Three of the creeks are named in the Wusi’n language; Wusi’n, the name of the tribe, Pa’wint meaning "cinnamon bear," a reddish-brown black bear found on Mary’s Peak and Lo wa’ ha yu, meaning "mountain" in English.
The final creek is called Yaqo’n, which is how Yaquina people refer to themselves in their language.
After the group agreed upon the 10 names for the creeks, it contacted the OGNB for the next steps in the process. The OGNB helped assemble the appropriate supplementary documents before voting unanimously to approve the names. The USBGN followed suit.
Remaining Issues
Although the OGNB and USBGN work to eliminate offensive and racist place names, the agencies don’t control all offensively-named locations in Oregon.
Winding more than 30 miles through Jackson County, cars cruise up county-owned Dead Indian Memorial Road. Jackson County, which is in charge of naming the road, refuses to change it, despite decades-long controversy over the offensive name.
Also in Jackson County, the OGNB recently renamed several geographic features formerly called “Dead Indian” as Latgawa Creek, Latgawa Mountain and Latgawa Soda Springs. The OGNB doesn’t have the same recourse in the case of a county-owned feature.
For over 140 years, Dead Indian Memorial Road was known as Dead Indian Road until Jackson County officials added “Memorial” in 1993.
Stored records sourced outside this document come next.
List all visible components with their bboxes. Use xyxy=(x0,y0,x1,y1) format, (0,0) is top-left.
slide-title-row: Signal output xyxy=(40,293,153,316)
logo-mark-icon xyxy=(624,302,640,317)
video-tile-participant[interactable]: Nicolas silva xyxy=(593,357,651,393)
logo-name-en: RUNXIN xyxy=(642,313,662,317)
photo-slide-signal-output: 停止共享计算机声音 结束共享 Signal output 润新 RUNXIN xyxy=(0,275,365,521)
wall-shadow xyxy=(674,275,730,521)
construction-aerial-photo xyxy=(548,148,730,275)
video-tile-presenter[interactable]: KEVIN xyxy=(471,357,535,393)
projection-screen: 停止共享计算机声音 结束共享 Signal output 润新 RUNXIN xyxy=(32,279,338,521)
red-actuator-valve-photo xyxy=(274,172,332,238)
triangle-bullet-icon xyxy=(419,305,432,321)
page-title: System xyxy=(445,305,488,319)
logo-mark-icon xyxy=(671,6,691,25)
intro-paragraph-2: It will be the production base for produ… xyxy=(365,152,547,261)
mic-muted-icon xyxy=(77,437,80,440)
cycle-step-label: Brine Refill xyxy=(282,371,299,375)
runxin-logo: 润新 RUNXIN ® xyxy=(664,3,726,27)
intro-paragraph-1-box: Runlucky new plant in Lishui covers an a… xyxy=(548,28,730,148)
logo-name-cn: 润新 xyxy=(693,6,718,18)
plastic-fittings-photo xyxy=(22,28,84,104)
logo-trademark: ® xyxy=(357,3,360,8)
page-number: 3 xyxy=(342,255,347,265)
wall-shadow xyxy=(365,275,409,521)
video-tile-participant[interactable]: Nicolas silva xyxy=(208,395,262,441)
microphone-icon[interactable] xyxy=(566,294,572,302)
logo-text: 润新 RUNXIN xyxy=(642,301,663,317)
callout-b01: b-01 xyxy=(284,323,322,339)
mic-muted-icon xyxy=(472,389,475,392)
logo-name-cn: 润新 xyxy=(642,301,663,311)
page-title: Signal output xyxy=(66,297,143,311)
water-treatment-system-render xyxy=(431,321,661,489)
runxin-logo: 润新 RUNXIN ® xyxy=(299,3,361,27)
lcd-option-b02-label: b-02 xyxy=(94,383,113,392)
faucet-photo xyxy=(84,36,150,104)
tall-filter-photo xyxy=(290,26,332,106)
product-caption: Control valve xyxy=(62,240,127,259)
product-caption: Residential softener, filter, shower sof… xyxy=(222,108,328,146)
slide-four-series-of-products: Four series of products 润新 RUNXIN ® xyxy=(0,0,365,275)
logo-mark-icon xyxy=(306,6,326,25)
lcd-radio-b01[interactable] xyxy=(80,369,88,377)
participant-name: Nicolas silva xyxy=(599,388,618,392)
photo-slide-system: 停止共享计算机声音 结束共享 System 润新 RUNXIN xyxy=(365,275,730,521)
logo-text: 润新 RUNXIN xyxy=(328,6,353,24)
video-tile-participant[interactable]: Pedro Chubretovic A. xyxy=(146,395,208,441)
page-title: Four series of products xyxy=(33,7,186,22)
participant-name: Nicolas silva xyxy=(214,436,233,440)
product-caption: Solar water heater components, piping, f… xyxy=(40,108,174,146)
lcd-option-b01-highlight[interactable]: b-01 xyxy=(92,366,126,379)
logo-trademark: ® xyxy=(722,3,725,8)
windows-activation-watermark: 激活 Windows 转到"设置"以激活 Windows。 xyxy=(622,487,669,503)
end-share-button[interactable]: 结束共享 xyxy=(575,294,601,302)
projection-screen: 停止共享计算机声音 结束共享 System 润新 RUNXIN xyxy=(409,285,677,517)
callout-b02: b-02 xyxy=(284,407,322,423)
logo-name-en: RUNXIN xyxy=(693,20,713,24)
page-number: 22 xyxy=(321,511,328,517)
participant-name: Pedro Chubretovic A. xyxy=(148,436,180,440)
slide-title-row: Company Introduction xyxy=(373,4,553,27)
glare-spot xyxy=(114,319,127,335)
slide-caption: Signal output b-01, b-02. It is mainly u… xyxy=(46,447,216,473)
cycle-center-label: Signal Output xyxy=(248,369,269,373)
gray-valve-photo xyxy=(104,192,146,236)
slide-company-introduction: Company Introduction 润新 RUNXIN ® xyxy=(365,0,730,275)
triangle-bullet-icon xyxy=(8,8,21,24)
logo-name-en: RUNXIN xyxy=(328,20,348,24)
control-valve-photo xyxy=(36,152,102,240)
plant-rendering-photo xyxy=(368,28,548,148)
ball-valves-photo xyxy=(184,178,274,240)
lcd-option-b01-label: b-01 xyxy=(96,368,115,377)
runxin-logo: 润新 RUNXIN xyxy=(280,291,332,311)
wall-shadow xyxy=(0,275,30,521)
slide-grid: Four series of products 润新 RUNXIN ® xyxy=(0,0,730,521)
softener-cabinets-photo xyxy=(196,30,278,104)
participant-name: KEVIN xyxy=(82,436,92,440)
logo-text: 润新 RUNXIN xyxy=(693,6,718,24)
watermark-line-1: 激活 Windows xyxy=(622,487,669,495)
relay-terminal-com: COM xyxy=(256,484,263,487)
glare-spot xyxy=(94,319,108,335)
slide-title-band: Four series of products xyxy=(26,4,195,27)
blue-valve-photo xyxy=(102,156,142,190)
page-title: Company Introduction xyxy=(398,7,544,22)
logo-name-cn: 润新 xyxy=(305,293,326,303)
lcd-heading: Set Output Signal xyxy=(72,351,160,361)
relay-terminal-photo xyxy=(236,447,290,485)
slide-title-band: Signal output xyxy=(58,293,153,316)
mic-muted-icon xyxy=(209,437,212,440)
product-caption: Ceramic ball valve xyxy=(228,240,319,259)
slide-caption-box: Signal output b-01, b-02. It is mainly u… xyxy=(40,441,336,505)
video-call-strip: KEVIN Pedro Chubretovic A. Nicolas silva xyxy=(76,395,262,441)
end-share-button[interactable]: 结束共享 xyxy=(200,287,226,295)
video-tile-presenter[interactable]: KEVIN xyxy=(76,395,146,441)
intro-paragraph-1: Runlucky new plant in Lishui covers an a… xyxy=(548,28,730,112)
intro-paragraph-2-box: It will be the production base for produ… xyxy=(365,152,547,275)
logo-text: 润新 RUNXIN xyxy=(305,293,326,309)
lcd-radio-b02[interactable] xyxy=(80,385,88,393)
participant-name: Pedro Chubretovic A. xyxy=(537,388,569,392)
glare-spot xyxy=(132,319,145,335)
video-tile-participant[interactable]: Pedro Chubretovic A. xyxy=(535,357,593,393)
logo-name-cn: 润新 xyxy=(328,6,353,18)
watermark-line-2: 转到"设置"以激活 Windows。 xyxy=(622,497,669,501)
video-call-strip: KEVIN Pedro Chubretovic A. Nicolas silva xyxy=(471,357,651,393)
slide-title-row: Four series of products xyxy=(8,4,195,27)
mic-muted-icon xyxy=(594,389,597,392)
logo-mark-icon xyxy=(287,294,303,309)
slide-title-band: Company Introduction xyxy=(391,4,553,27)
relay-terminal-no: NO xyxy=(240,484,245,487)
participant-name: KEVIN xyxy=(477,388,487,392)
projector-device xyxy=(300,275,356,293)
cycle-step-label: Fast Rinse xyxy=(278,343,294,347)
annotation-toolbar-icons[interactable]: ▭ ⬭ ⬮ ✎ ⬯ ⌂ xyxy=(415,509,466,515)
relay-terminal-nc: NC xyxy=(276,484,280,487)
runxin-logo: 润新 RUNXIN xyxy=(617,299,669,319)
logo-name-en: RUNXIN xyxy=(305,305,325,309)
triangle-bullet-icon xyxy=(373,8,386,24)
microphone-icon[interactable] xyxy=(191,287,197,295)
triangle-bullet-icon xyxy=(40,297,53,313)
That doesn’t go far enough, according to Lewis, who, along with Jolene Bettles (Klamath, Nez Perce, Chugach, Wasco, Aleut), started a campaign in 2020 urging Jackson County Commissioners to change the name of Dead Indian Memorial Road.
“They changed it to ‘Memorial’ — doesn't really make it any better,” Lewis said. “But we tried to change it, like I had a campaign a couple of years ago to try and change that, and we could not get Jackson County Board of Commissioners to listen to us.”
Jackson County Board of Commissioners did not respond to a request for comment.
Part of Lewis’ campaign was a petition urging the commissioners to recognize a connection between the name of the road and the period of Oregon’s history fraught with widespread violence against Indigenous peoples.
“This realization has deeper connotations and makes the meaning behind ‘Dead Indian Memorial Road’ quite clear, as it represents a time when American Indian communities, our families, were killed by settler militia without any fear of punishment, and our own people were without legal recourse or protections under American law,” Lewis and Bettles’ statement reads.
The petition garnered more than 8,000 signatures.
Jackson County ignored the campaign.
“This name does nothing but prop up the vainglory of the settlers and gold miners who committed genocide on whole tribes of Native people because they wanted wealth and land,” the petition says.
Until the Jackson County Board of Commissioners votes to change the name, it will remain.